15 Sep 2008
Researchers have made the first, chemically inert, biocompatible silicon carbide quantum dots for fluorescence imaging of living cells.
The first biocompatible silicon carbide QDs for fluorescence imaging have been fabricated by a team of scientists in France. The result is a major advance since all quantum dots used for imaging so far were toxic to cells (Applied Phyics Letters 92 173902).
Quantum dots based on II-IV and III-IV group semiconductors are used for in vitro imaging of biological cells because of their remarkable luminescent properties. They can be tagged onto cells and their fluorescence measured. The only problem is that these quantum dots are highly toxic to cells, which means that they have to be coated with a protective layer, such as a polymer, before they can be employed. However, no protective layer is really good enough to completely shield cells.
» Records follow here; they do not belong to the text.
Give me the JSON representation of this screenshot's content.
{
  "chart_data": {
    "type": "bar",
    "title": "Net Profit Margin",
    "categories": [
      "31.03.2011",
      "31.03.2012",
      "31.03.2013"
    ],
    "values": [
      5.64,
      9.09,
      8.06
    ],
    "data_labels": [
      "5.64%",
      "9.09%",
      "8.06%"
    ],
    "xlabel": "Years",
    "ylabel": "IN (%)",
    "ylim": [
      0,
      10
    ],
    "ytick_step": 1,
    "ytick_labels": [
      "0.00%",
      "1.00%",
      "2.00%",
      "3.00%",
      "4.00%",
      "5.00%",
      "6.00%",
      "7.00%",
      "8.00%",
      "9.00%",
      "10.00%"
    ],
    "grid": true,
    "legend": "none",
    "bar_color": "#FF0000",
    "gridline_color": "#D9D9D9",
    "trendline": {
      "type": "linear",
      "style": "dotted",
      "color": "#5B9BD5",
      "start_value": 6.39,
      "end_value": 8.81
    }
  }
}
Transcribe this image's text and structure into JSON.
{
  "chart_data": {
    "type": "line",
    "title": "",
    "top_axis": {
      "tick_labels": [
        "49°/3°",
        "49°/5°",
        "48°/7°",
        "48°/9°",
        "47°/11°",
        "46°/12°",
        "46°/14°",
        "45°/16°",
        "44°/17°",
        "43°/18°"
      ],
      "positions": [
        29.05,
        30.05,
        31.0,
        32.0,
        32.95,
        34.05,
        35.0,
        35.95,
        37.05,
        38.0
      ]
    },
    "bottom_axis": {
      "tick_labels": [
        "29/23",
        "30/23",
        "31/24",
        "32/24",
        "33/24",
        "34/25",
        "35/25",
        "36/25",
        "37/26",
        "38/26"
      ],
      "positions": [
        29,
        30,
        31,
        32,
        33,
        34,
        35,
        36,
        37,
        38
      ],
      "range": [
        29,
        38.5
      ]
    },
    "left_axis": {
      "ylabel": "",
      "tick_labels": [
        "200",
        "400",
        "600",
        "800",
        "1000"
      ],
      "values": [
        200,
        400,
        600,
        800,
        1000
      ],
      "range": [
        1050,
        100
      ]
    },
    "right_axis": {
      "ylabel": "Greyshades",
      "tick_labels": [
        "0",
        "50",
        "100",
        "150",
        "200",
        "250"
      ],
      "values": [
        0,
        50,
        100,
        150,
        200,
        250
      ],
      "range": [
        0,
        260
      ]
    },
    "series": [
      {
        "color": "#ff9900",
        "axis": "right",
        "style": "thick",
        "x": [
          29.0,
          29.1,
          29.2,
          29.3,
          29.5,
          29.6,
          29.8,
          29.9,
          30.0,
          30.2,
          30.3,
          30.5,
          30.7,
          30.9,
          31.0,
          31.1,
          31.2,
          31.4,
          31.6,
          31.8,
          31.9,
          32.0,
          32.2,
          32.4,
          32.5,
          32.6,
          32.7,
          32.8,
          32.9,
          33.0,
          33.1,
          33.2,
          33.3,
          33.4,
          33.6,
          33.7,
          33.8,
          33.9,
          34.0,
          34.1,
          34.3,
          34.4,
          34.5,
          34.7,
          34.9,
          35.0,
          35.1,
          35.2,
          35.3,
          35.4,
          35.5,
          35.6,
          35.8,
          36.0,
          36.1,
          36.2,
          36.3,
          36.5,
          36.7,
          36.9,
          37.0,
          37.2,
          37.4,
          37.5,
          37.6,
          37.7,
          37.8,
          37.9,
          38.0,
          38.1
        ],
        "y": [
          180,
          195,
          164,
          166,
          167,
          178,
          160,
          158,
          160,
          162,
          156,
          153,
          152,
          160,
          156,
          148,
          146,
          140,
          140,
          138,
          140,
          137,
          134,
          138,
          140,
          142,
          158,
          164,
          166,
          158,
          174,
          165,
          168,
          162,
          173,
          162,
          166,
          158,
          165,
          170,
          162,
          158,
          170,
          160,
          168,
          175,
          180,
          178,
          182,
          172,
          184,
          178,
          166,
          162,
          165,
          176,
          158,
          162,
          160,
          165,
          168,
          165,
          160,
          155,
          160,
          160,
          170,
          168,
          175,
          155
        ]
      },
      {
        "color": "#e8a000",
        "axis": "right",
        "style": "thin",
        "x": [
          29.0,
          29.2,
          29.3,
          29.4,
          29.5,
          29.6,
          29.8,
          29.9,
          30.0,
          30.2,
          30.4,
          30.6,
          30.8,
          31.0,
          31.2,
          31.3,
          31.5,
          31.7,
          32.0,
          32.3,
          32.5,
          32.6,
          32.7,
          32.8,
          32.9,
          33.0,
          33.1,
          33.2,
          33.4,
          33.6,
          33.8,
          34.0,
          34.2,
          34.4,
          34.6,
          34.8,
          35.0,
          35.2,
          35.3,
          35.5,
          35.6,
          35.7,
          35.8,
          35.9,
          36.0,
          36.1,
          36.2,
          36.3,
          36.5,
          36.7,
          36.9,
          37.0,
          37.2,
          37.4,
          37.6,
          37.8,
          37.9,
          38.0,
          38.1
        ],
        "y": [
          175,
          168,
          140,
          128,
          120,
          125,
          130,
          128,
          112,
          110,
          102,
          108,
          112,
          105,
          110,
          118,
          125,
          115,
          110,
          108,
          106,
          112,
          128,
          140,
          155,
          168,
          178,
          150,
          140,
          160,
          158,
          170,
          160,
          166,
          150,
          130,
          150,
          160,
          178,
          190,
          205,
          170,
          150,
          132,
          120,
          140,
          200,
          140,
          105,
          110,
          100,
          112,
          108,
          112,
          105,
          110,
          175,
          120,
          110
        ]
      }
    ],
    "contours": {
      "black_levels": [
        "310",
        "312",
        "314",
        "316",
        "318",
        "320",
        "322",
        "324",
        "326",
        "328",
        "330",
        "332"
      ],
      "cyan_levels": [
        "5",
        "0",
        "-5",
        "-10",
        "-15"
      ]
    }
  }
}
Now, Jacques Botsoa of the Institut des Nanotechnologies in Lyon and colleagues may have found a solution to this problem. The silicon carbide quantum dots that the researchers used are highly luminescent, chemically inert, stable and biocompatible. They could be used to bio-image and label living cells as well as study the mechanisms of quantum transport through cells and nuclear membranes.
Botsoa and co-workers made their quantum dots (QDs) by electrochemical anodization etching of low resistivity grade bulk 3C-SiC polycrystalline wafer. A porous layer formed that was then removed from the substrate and ground into a powder. This powder was dispersed in Krebs buffer solution and centrifuged to produce a stable colloidal suspension containing only very small and uniformly dispersed nanoparticles that measured around 1–4 nm across.
These QDs have dimensions smaller than the Bohr diameter of the exciton (around 5.4 nm) and exhibit highly efficient "above-gap" luminescence thanks to quantum confinement.
To test their QDs, the researchers added the suspension to cell cultures of 3T3-L1 fibroblasts. After incubation overnight, the cells were rinsed twice in Krebs buffer and cell luminescence was observed using a fluorescence microscope under UV/blue light excitation (see figure).
The team says that it would now like to study the accumulation kinetics of the QDs inside living cells.